The greatest punishment of sin
The greatest punishment of sin are the results of sin. They are
a foretaste of hell – here on earth. Everywhere we experience
the tragic consequences of our sins. “When self-indulgence
is at work,” St. Paul tells us, “the results are obvious:
fornication, gross indecency and sexual irresponsibility; idolatry
and sorcery; feuds and wrangling, jealousy, bad temper and quarrels;
disagreements, factions, envy; drunkenness, orgies, and similar
19-21). In committing sin, we reject love and life and choose self-destruction
and death. In this way we become prisoners of sin. It is an absurd
situation ultimately leading to such a degree of enslavement by
the self that we end up acting against ourselves and wishing to
drag others into slavery with us. We see this at work in the world
today. Everywhere the culture around us, with the assistance of
the mass media, seeks, in its hatred of Christ and the system of
values He imparted to us, to demoralize and destroy the authority
of the Church, atheizing people and nations, especially the young.
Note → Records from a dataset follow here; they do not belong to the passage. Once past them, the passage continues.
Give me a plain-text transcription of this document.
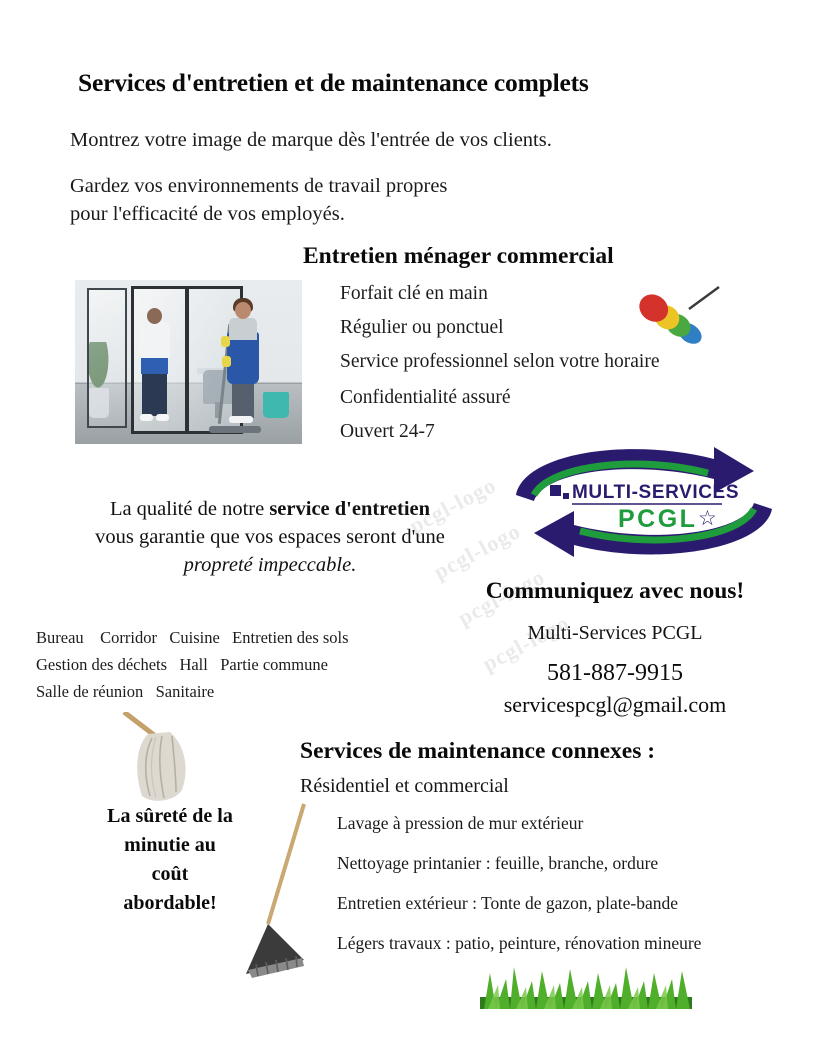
Services d'entretien et de maintenance complets
Montrez votre image de marque dès l'entrée de vos clients.
Gardez vos environnements de travail propres
pour l'efficacité de vos employés.
Entretien ménager commercial
Forfait clé en main
Régulier ou ponctuel
Service professionnel selon votre horaire
Confidentialité assuré
Ouvert 24-7
pcgl-logo
pcgl-logo
pcgl-logo
pcgl-logo
MULTI-SERVICES
PCGL ☆
La qualité de notre service d'entretien
vous garantie que vos espaces seront d'une
propreté impeccable.
Bureau Corridor Cuisine Entretien des sols
Gestion des déchets Hall Partie commune
Salle de réunion Sanitaire
Communiquez avec nous!
Multi-Services PCGL
581-887-9915
servicespcgl@gmail.com
Services de maintenance connexes :
Résidentiel et commercial
Lavage à pression de mur extérieur
Nettoyage printanier : feuille, branche, ordure
Entretien extérieur : Tonte de gazon, plate-bande
Légers travaux : patio, peinture, rénovation mineure
La sûreté de la
minutie au
coût
abordable!
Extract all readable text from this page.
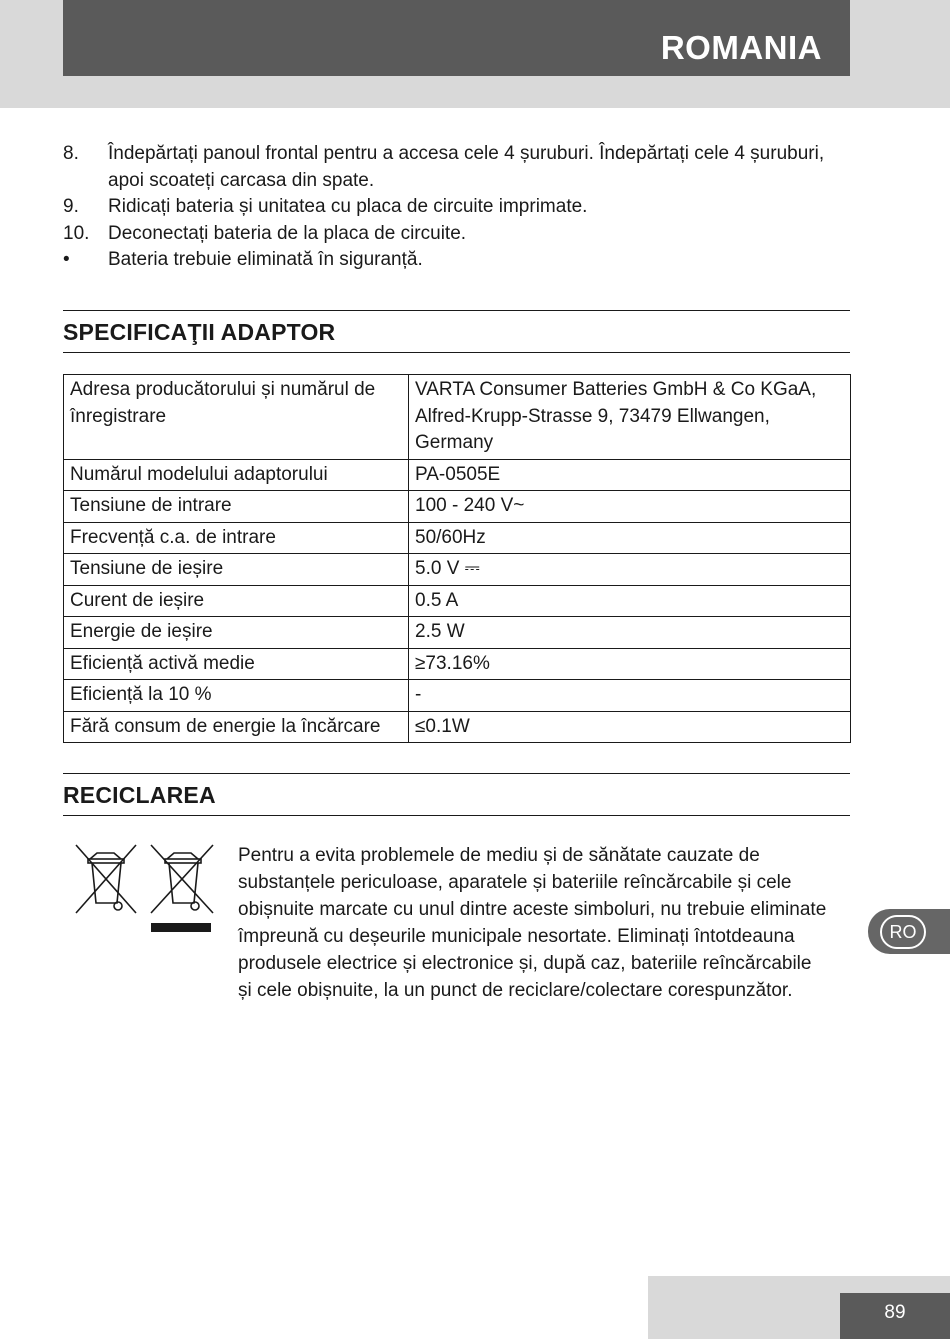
ROMANIA
8.	Îndepărtați panoul frontal pentru a accesa cele 4 șuruburi. Îndepărtați cele 4 șuruburi, apoi scoateți carcasa din spate.
9.	Ridicați bateria și unitatea cu placa de circuite imprimate.
10. Deconectați bateria de la placa de circuite.
•	Bateria trebuie eliminată în siguranță.
SPECIFICAŢII ADAPTOR
Adresa producătorului și numărul de înregistrare	VARTA Consumer Batteries GmbH & Co KGaA, Alfred-Krupp-Strasse 9, 73479 Ellwangen, Germany
Numărul modelului adaptorului	PA-0505E
Tensiune de intrare	100 - 240 V~
Frecvență c.a. de intrare	50/60Hz
Tensiune de ieșire	5.0 V ⎓
Curent de ieșire	0.5 A
Energie de ieșire	2.5 W
Eficiență activă medie	≥73.16%
Eficiență la 10 %	-
Fără consum de energie la încărcare	≤0.1W
RECICLAREA
Pentru a evita problemele de mediu și de sănătate cauzate de substanțele periculoase, aparatele și bateriile reîncărcabile și cele obișnuite marcate cu unul dintre aceste simboluri, nu trebuie eliminate împreună cu deșeurile municipale nesortate. Eliminați întotdeauna produsele electrice și electronice și, după caz, bateriile reîncărcabile și cele obișnuite, la un punct de reciclare/colectare corespunzător.
RO
89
Enslaved by evil, people desire evil and do everything in their
power to draw others into the slavery of addictions and a life of
lies and hatred. The removal of God from the life of man inevitably
gives rise to a sense of the absurdity of life as well as to a peculiar
kind of obduracy in clinging to the lie that would make evil appear
good. This hardening of the heart in the matter of Truth is a special
foretaste of hell on earth today.
God fully respects the free will of His creatures, even when they decide definitively to reject Him. Thus hell is not an unforeseen or unjust punishment. We choose sin of our own accord and embark on a path leading to hell. Hell exists because sin exists. Hell is nothing else but sin desired as an end, accepted in its final fulfillment, and extending into eternity. The truth of hell gives our earthly life an unrepeatable and dramatic uniqueness. It reminds us that if sin – our greatest misfortune – is trivialized and treated as a good, it will lead us to the reality of hell.
Our Lady of Fatima reminds us that man’s greatest tragedy and misfortune is sin and remaining in a state of sin, which leads to the total rejection of God, which is Hell. By granting us that horrific vision of Hell, Our Lady makes us aware that in giving in to the slavery of sin and renouncing belief in God, many souls actually choose eternal perdition. Writes St. Faustina: At times in a strange and mysterious way the mercy of God touches the sinner at the final moment. From the outside, it would seem all were lost. But it is not so. Enlightened by the rays of God’s last grace, a soul turns to God with such power of love that God instantly forgives its sins and penalties. O how unfathomable is the mercy of God. Yet alas! There are souls who freely and consciously reject this grace, and scorn it. Even in their death throes such souls are granted a clear, interior moment, enabling them – should they so wish – to return to God. Yet there are souls so hardened of heart that they freely choose Hell, rendering impotent not only the prayers that other souls offer up for them, but also the efforts of God Himself (Diary, 1698).
This is the burden of the message of the first Fatima secret.